Paid Book Reviews – Are they worth it?

Recently I received an email asking my opinion with regards to a certain “book review” site. The email came from an author, (a friend of mine) who  was unsure if it was worth paying for a book review. I had to be totally honest with my friend here; especially when the reviewer in question used the standard line “I would love to review your book…” within the pitch.

Perhaps my responses here lean towards the negative, but after nearly ten years in the writing world, I merely consider them realistic.

To Note: My opinions are not intended to dissuade indie authors from ‘seeking’ reviews. Reviews ARE without a doubt a very important element of an author’s career. They also help readers to judge their position when purchasing a title. I do, however, have some reservations  when it comes to ‘purchasing’ online reviews.

Below is the emailed response to my friend, which I thought it a good idea to print here for the benefit of others.


1. Book review sites online are ten to the dozen. The reviewer in question sounds like a genuinely nice girl, but does she have a leg in the book industry or an advantage within powerful media though? If I said “Ooh “Mel the Book Lover” reviewed my book,”  will the masses go wild then rush out to buy it? I think not.
Perhaps if it was Lorraine Kelly from Breakfast TV, or Ellen Degeneres..  (now we’re talking!) but Miss X  from Oregon… or wherever it is? No, I think not.
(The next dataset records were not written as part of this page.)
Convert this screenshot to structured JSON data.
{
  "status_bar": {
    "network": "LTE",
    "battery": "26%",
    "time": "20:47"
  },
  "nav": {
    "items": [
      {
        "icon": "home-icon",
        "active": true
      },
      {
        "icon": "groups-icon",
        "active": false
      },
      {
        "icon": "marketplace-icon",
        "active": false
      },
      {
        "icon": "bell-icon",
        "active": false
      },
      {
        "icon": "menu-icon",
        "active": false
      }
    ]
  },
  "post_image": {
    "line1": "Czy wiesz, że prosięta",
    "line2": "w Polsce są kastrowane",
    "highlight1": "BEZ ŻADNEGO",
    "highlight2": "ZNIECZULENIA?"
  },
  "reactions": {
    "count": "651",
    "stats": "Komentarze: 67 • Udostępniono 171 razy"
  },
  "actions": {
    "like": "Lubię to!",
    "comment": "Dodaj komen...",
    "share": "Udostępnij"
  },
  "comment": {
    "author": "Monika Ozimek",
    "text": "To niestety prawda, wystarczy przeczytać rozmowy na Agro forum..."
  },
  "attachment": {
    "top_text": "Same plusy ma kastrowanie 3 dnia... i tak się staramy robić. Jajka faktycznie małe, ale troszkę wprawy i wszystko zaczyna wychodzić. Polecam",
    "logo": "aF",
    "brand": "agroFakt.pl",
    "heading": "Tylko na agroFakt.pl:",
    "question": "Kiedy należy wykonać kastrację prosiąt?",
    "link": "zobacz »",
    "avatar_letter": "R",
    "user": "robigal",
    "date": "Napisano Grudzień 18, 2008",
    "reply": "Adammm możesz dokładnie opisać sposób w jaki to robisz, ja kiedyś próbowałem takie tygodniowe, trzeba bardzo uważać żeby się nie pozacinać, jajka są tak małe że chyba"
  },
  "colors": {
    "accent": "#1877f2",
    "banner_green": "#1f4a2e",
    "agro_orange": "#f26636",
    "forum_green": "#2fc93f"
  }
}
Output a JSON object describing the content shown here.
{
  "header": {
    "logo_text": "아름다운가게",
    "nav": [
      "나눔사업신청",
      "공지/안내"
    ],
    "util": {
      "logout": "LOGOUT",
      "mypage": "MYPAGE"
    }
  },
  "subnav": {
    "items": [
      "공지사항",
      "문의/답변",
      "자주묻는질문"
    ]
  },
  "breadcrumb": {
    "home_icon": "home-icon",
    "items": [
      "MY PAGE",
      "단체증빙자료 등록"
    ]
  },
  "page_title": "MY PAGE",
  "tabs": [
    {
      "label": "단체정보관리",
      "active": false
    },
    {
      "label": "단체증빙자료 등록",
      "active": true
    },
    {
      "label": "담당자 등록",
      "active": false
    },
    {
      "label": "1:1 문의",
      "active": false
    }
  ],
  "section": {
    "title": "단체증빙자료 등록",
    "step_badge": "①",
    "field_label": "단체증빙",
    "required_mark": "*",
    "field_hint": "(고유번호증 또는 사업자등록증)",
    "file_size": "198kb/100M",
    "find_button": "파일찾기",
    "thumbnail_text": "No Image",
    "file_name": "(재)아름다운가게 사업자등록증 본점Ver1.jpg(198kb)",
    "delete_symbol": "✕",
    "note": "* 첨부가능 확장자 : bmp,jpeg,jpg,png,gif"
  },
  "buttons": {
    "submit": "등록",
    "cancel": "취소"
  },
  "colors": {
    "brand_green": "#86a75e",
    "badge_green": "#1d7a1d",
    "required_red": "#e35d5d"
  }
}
As you know, I used to review books for free, loads of them, for about two years, no-one ever paid me for that kinda thing. They would probably laugh if I asked. Why? Because you can acquire free reviews,  (bloggers, Goodreads and dozens of others, if you are bothered and try hard enough.)

My rule of thumb:

To pay hard earned cash for a full book review is to know that the reviewer/site is truly worth the cost, and if they are worth that cost – there is no question that it’ll be expensive today, even for half a book.

2. As far as I’m aware, Kirkus is the one place where mentioning an indie review can add some credibility to your book, and Kirkus took many years to build up their name brand to the point that it became more familiar and somewhat respected. Today they charge approx $500 per book, if not more. Still… go google and you’ll find that some authors question the efficacy in terms of a cost/results comparison.

3. If readers gauge that you have paid money for a review: it’s not so good. Aside from the fact that  Amazon won’t allow ‘paid’ reviews and are increasingly clamping down staunchly on anything they can sniff out as having been ‘paid for and posted to amazon’ by review sites. (Similarly reviews from Fiverr, Craigslist are not permitted. ) The crackdown is to ensure readers get as much unbiased feedback on their products as possible, which, hey,  is a really good thing! I don’t want to buy a book that has a semi-biased opinion because I stuffed the readers pocket with some cash – ever. I want books that have been read and reviewed by people that don’t have a clue who the author is and will speak his/her mind, no matter how good or bad.

Consider too that a reader will act more favourably towards a ‘natural’ review which is of more interest to the general public. I don’t believe general readers want a run down/re-hash of a book’s plot, climax, denouement, etc, they want to know how a book made another reader feel. It can be a simple sentence left by Joe Bloggs that nudges a reader to hit the BUY button.  On average it works better than two pages of an in-depth editorial review that the reader isn’t interested in.

4. The site has a genuine policy of refunding for books they do not like which is a respectable philosophy! You won’t have your book trashed on their  own pages at least – and at a price.

5. I get lots of emails from individuals/sites telling me that they’d love to review my books. Of course they can word it how they please; I know it’s still a mailshot, and sure business is business, that’s fair enough, but without $$$ in the equation you’ll see that love evaporate pretty quickly.  That said: if they are really good at reviewing books, and you are willing to pay the cash, that’s fine and totally your prerogative.

6. Sales Perspective: I do not believe that one review, however discerning it may be, can make an effective enough hit on a sales graph, (unless it comes from top media of course). I have tons of good reviews, but wait… so do thousands of other books. Remember, a reader’s choice is infinite. Gathering timely reviews ( fairly balanced and natural) will most definitely get your graphs moving upward, but I have never seen a spike in sales on the back of one review alone.

7. It doesn’t matter if Mike, Karen, or Maggie from Liverpool reviewed my book…. reviews are not the singular biggest effective marketing ploy anymore. For good effect they  must be consistently dripped in to a continuous and (often expensive) marketing campaign by actual marketing savvy people, including wherever possible, radio/TV/posters on shop windows etc.

Why do  Penguin/ Hodder/ Bloomsbury/ Harper..  etc have the biggest clout of all when it comes to selling and marketing? They spend thousands to earn it.

Sure, my friend, the reviewer is doing nothing ‘wrong’ per se, she is probably making a few bucks on her site, and good for her, though I’d say mainly on the back of her reputation and honesty, coupled with the undampening halo of most indie authors innocent enthusiasm. She  fits “somewhere.”

Bottom Line: Keep seeking reviews: just be wise about the sources.